ALGUMA COISA DE QUE GOSTES

 

Hoje é o dia do meu aniversário, um número redondo, com um zero oval, que pouco subtilmente me lembra que a minha vida, se aproxima – se é que já não está – daquele ponto oblíquo a partir do qual tudo desce. Uma vez mais o meu marido transferiu-me dinheiro para que comprasse “alguma coisa de que gostes”. Começou há um par de décadas, noutro aniversário redondo com zero oval, o valor foi aumentando na proporção directa dos anos que se somavam a cada zero, da intensidade das viagens e serões de trabalho dele, das brancas que acumulei e vou disfarçando como posso, primeiro foram as madeixas que duravam três meses agora é um ajuste de raiz a cada quinze dias, da curva da barriga dele, a que se costuma chamar curva de felicidade, no meu caso é só indiferença, a mesma com que ele deixou de saber o meu tamanho de roupa, as cores de que gosto e me ficam bem, o único perfume de que gosto (caramba, é só um, será assim tão difícil de lembrar que se chama Paris, a terra da nossa lua de mel, e insistir em comprar Poison e Opium, perfumes de pêga barata?...) Hoje a secretária do meu marido vai informá-lo que tem o jantar do meu aniversário às 20h00 no restaurante que eu escolhi, que não é caro nem tem má comida e pior serviço, que não é fino nem está na moda. Pago eu.
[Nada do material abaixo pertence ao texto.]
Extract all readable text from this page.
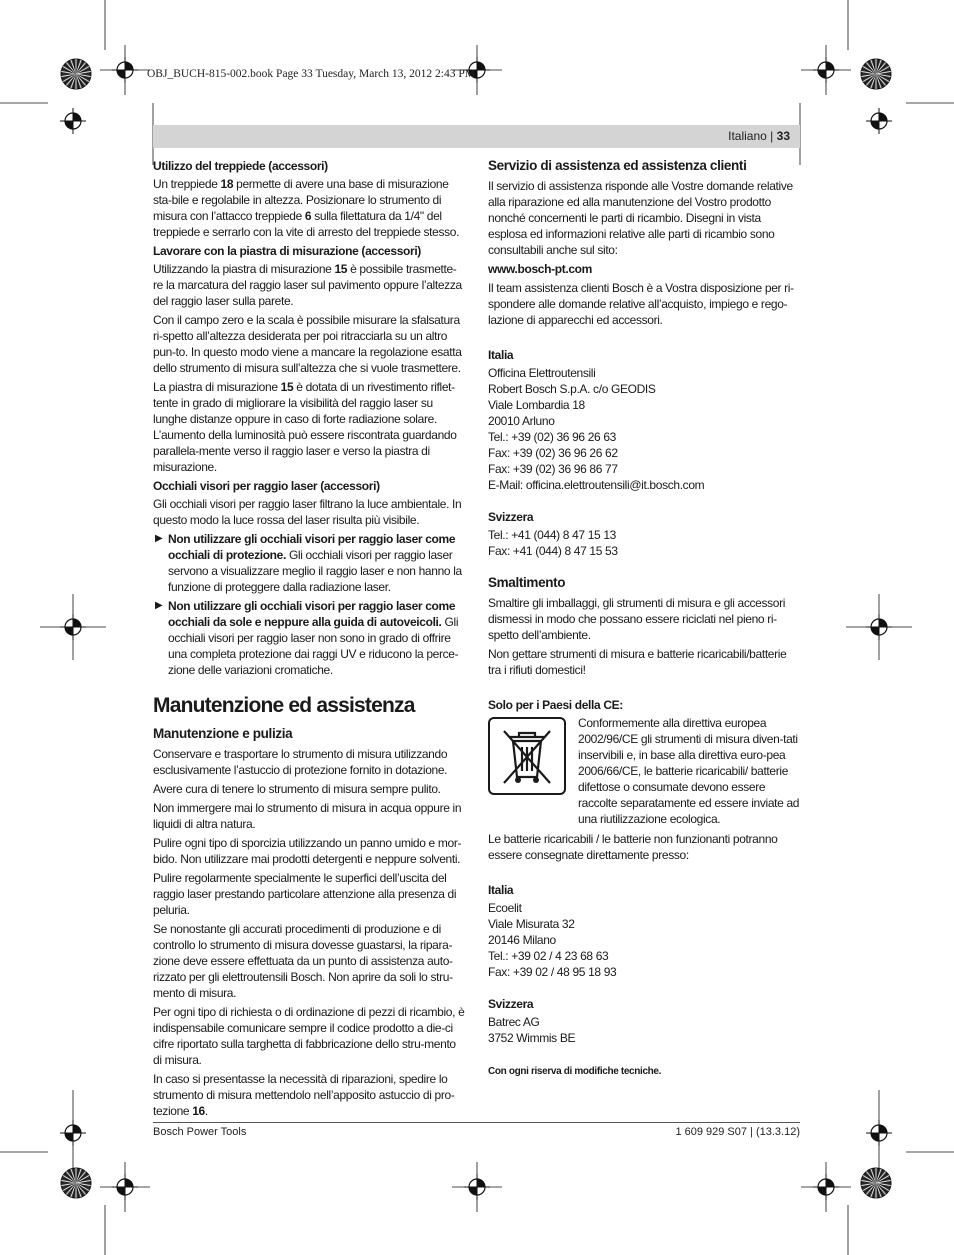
OBJ_BUCH-815-002.book Page 33 Tuesday, March 13, 2012 2:43 PM
Italiano | 33
Utilizzo del treppiede (accessori)

Un treppiede 18 permette di avere una base di misurazione sta-bile e regolabile in altezza. Posizionare lo strumento di misura con l’attacco treppiede 6 sulla filettatura da 1/4" del treppiede e serrarlo con la vite di arresto del treppiede stesso.

Lavorare con la piastra di misurazione (accessori)

Utilizzando la piastra di misurazione 15 è possibile trasmette-re la marcatura del raggio laser sul pavimento oppure l’altezza del raggio laser sulla parete.

Con il campo zero e la scala è possibile misurare la sfalsatura ri-spetto all’altezza desiderata per poi ritracciarla su un altro pun-to. In questo modo viene a mancare la regolazione esatta dello strumento di misura sull’altezza che si vuole trasmettere.

La piastra di misurazione 15 è dotata di un rivestimento riflet-tente in grado di migliorare la visibilità del raggio laser su lunghe distanze oppure in caso di forte radiazione solare. L’aumento della luminosità può essere riscontrata guardando parallela-mente verso il raggio laser e verso la piastra di misurazione.

Occhiali visori per raggio laser (accessori)

Gli occhiali visori per raggio laser filtrano la luce ambientale. In questo modo la luce rossa del laser risulta più visibile.

▶ Non utilizzare gli occhiali visori per raggio laser come occhiali di protezione. Gli occhiali visori per raggio laser servono a visualizzare meglio il raggio laser e non hanno la funzione di proteggere dalla radiazione laser.
▶ Non utilizzare gli occhiali visori per raggio laser come occhiali da sole e neppure alla guida di autoveicoli. Gli occhiali visori per raggio laser non sono in grado di offrire una completa protezione dai raggi UV e riducono la perce-zione delle variazioni cromatiche.
Manutenzione ed assistenza
Manutenzione e pulizia

Conservare e trasportare lo strumento di misura utilizzando esclusivamente l’astuccio di protezione fornito in dotazione.

Avere cura di tenere lo strumento di misura sempre pulito.

Non immergere mai lo strumento di misura in acqua oppure in liquidi di altra natura.

Pulire ogni tipo di sporcizia utilizzando un panno umido e mor-bido. Non utilizzare mai prodotti detergenti e neppure solventi.

Pulire regolarmente specialmente le superfici dell’uscita del raggio laser prestando particolare attenzione alla presenza di peluria.

Se nonostante gli accurati procedimenti di produzione e di controllo lo strumento di misura dovesse guastarsi, la ripara-zione deve essere effettuata da un punto di assistenza auto-rizzato per gli elettroutensili Bosch. Non aprire da soli lo stru-mento di misura.

Per ogni tipo di richiesta o di ordinazione di pezzi di ricambio, è indispensabile comunicare sempre il codice prodotto a die-ci cifre riportato sulla targhetta di fabbricazione dello stru-mento di misura.

In caso si presentasse la necessità di riparazioni, spedire lo strumento di misura mettendolo nell’apposito astuccio di pro-tezione 16.

Servizio di assistenza ed assistenza clienti

Il servizio di assistenza risponde alle Vostre domande relative alla riparazione ed alla manutenzione del Vostro prodotto nonché concernenti le parti di ricambio. Disegni in vista esplosa ed informazioni relative alle parti di ricambio sono consultabili anche sul sito:

www.bosch-pt.com

Il team assistenza clienti Bosch è a Vostra disposizione per ri-spondere alle domande relative all’acquisto, impiego e rego-lazione di apparecchi ed accessori.

Italia
Officina Elettroutensili
Robert Bosch S.p.A. c/o GEODIS
Viale Lombardia 18
20010 Arluno
Tel.: +39 (02) 36 96 26 63
Fax: +39 (02) 36 96 26 62
Fax: +39 (02) 36 96 86 77
E-Mail: officina.elettroutensili@it.bosch.com
Svizzera
Tel.: +41 (044) 8 47 15 13
Fax: +41 (044) 8 47 15 53
Smaltimento

Smaltire gli imballaggi, gli strumenti di misura e gli accessori dismessi in modo che possano essere riciclati nel pieno ri-spetto dell’ambiente.

Non gettare strumenti di misura e batterie ricaricabili/batterie tra i rifiuti domestici!

Solo per i Paesi della CE:
Conformemente alla direttiva europea 2002/96/CE gli strumenti di misura diven-tati inservibili e, in base alla direttiva euro-pea 2006/66/CE, le batterie ricaricabili/ batterie difettose o consumate devono essere raccolte separatamente ed essere inviate ad una riutilizzazione ecologica.

Le batterie ricaricabili / le batterie non funzionanti potranno essere consegnate direttamente presso:

Italia
Ecoelit
Viale Misurata 32
20146 Milano
Tel.: +39 02 / 4 23 68 63
Fax: +39 02 / 48 95 18 93
Svizzera
Batrec AG
3752 Wimmis BE
Con ogni riserva di modifiche tecniche.
Bosch Power Tools	1 609 929 S07 | (13.3.12)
É meia-noite, regressei a casa do jantar do meu aniversário. Foi um sucesso. Muito mais do que estava à espera. Vesti um vestido comprado em Paris, na nossa lua de mel – é, ainda me serve e fica-me bem, tem aquele tom de preto com o qual nunca me comprometo. O meu marido não o reconheceu, apesar de mo ter oferecido há 25 anos, e, simpaticamente (ironia fina, ler até ao fim) perguntou-me: “Vais para algum velório?!”

A mesa teve que ser composta, havia um convidado  de última hora que a secretária do meu marido desconhecia, de doze passámos a treze. Maus augúrios, dizem que em mesa de treze morre o mais velho…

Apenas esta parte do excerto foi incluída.